Wenn das Bier nach „Gletschereis-Bonbon“ schmeckt…

Isoamylacetat ist ein Ester, welcher von der Hefe produziert wird und bei bayerischen Weissbieren das typische Bananenaroma bildet. Es ist in allen Bieren vorhanden, allerdings in einer so schwachen Konzentration, dass das Aroma nicht wahrgenommen wird. In noch höherer Dosis schlägt der Geschmack in Gletschereis-Bonbon um. Man findet ihn ab und an in Bock oder Doppelbock-Bieren.

Wenn das Bier ans Spital erinnert…

Apothekergeschmack, fachlich auch Chlorphenol genannt riecht und schmeckt nach Krankenhaus oder Zahnarztpraxis, stammt von Rückständen chlorhaltiger Reinigungsmittel oder gechlortem Wasser, das verwendet wurde und ist in jedem Bierstil ein Fehler. Immer. Pfui.

Wenn das Bier nach Käsefüssen riecht…

Isovaleriansäure riecht käsig, schlimmstenfalls sogar nach Käsefüssen. Dieser Off-Flavour stammt von altem, oxydiertem Hopfen. In einer kleiner Konzentration schmeckt das Ganze tatsächlich nur nach altem Hopfen und lässt sich in belgischen Geuzen oder Lambics ausmachen. Nicht als Fehler, sondern absolut stiltypisch.

Wenn das Bier nach nassem Papier schmeckt…

Nonenal nennt man einen generellen Bierfehler, der nach nassem Papier oder Karton riecht und schmeckt. Hervorgerufen wird er durch unsachgemässe Lagerung bei zu hohen Temperaturen. Dieser Fehler wird vor allem bei hellen, leicht gehopften Bieren wahrgenommen und gehört in keinen Bierstil.

Wenn das Bier nach Katzenklo riecht…

Oxidation ist das, was stattfindet, wenn ein Bier altert. Im Anfangsstadium wird es noch als Holunder oder Johannisbeere wahrgenommen und kann sogar angenehm erscheinen. Schnell kann es aber kippen und das Ganze riecht nach Katzenurin. Pfui.

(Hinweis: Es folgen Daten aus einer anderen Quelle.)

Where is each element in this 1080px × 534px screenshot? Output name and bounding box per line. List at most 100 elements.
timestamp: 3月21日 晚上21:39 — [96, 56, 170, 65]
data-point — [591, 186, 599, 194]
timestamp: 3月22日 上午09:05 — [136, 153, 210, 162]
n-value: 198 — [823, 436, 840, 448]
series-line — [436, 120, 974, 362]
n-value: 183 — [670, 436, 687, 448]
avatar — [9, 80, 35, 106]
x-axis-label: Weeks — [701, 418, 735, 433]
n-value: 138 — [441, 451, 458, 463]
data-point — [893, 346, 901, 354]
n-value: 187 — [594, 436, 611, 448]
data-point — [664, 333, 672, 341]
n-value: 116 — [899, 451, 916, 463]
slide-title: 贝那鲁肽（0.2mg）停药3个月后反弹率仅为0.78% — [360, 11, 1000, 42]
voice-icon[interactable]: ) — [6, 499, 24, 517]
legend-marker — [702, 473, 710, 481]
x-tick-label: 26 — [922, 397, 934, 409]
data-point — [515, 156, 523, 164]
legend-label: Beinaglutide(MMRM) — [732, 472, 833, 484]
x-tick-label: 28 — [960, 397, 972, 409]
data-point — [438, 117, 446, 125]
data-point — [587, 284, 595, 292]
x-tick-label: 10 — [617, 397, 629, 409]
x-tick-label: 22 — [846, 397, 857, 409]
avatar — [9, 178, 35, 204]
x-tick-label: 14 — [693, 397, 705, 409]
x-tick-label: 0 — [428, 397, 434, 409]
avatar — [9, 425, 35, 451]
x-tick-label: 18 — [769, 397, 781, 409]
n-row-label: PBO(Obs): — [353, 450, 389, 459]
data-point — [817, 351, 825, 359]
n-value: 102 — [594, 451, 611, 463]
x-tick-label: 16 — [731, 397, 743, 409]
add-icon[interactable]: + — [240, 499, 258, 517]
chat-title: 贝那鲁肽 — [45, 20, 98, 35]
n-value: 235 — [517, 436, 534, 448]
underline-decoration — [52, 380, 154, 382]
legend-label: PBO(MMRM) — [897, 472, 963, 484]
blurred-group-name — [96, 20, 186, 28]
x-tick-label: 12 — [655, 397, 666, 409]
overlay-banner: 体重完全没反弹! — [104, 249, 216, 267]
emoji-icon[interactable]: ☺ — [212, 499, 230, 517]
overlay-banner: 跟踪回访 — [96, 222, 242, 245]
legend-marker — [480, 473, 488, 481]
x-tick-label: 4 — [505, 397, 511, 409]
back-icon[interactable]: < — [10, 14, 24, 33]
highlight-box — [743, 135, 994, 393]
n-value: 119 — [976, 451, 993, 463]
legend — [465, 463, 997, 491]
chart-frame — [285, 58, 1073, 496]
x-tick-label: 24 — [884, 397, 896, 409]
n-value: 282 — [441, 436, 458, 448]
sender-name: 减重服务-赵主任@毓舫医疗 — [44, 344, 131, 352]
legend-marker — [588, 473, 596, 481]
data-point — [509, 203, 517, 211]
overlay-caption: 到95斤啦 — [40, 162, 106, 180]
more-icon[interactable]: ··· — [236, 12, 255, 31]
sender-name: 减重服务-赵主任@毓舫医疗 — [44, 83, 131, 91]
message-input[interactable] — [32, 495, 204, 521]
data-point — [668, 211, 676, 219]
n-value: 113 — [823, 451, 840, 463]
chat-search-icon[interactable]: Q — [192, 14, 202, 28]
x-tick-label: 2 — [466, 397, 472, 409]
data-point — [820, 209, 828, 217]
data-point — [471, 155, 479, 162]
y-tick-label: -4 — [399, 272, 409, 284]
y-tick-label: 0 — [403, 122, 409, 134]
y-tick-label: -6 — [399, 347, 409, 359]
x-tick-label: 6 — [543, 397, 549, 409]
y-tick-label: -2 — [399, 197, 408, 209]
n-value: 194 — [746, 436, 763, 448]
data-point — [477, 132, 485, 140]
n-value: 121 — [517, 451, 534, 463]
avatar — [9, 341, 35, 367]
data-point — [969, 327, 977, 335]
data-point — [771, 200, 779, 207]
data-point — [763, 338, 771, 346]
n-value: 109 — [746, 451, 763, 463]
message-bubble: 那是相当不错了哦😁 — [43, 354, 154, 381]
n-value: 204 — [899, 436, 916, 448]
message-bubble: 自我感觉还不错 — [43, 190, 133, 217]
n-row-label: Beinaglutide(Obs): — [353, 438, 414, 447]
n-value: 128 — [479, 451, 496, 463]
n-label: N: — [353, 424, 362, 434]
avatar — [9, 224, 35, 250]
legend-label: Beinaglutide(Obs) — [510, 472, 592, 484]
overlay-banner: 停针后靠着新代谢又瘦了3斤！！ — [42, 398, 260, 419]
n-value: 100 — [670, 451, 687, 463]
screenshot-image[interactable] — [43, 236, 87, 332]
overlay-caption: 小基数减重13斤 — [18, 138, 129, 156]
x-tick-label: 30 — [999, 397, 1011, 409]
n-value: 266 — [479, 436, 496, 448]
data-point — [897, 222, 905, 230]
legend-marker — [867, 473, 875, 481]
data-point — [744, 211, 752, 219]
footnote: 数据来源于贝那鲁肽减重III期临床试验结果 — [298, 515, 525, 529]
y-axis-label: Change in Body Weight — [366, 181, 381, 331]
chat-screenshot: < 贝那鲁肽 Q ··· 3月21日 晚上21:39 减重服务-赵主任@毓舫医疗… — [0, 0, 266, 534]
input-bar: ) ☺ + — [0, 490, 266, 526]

Wenn das Bier an Dosengemüse erinnert…

DMS (Dimethylsulfid) ist ein Ester der Hefe. Es riecht nach Dosengemüse, Mais oder Sellerie. In geringer Konzentration tragen diese Aromen bei hellen Lagerbieren einen positiven Effekt zum Gesamtaroma bei. Zu viel ist allerdings unangenehm.  Die Substanz entsteht bei der Malzherstellung und kann sich im Bier halten, wenn der Brauer die Würze unzureichend kocht.

Nur reklamieren, wenn man sich sicher ist

So. Nun weisst du, worauf du immer ein Bisschen achten kannst, beim Bier degustieren. Aber es ist, wie gesagt, ähnlich wie beim Wein und dem Zapfen. Wenn du ein Bier im Restaurant mit „Entschuldigung, das riecht aber nach Isoamylacetat“ zurückgehen lässt, solltest du dir schon ganz sicher sein. Es könnte nämlich sein, dass die einen Biersommelier haben…

Prost auf alle Biere, die ON-Flavour sind.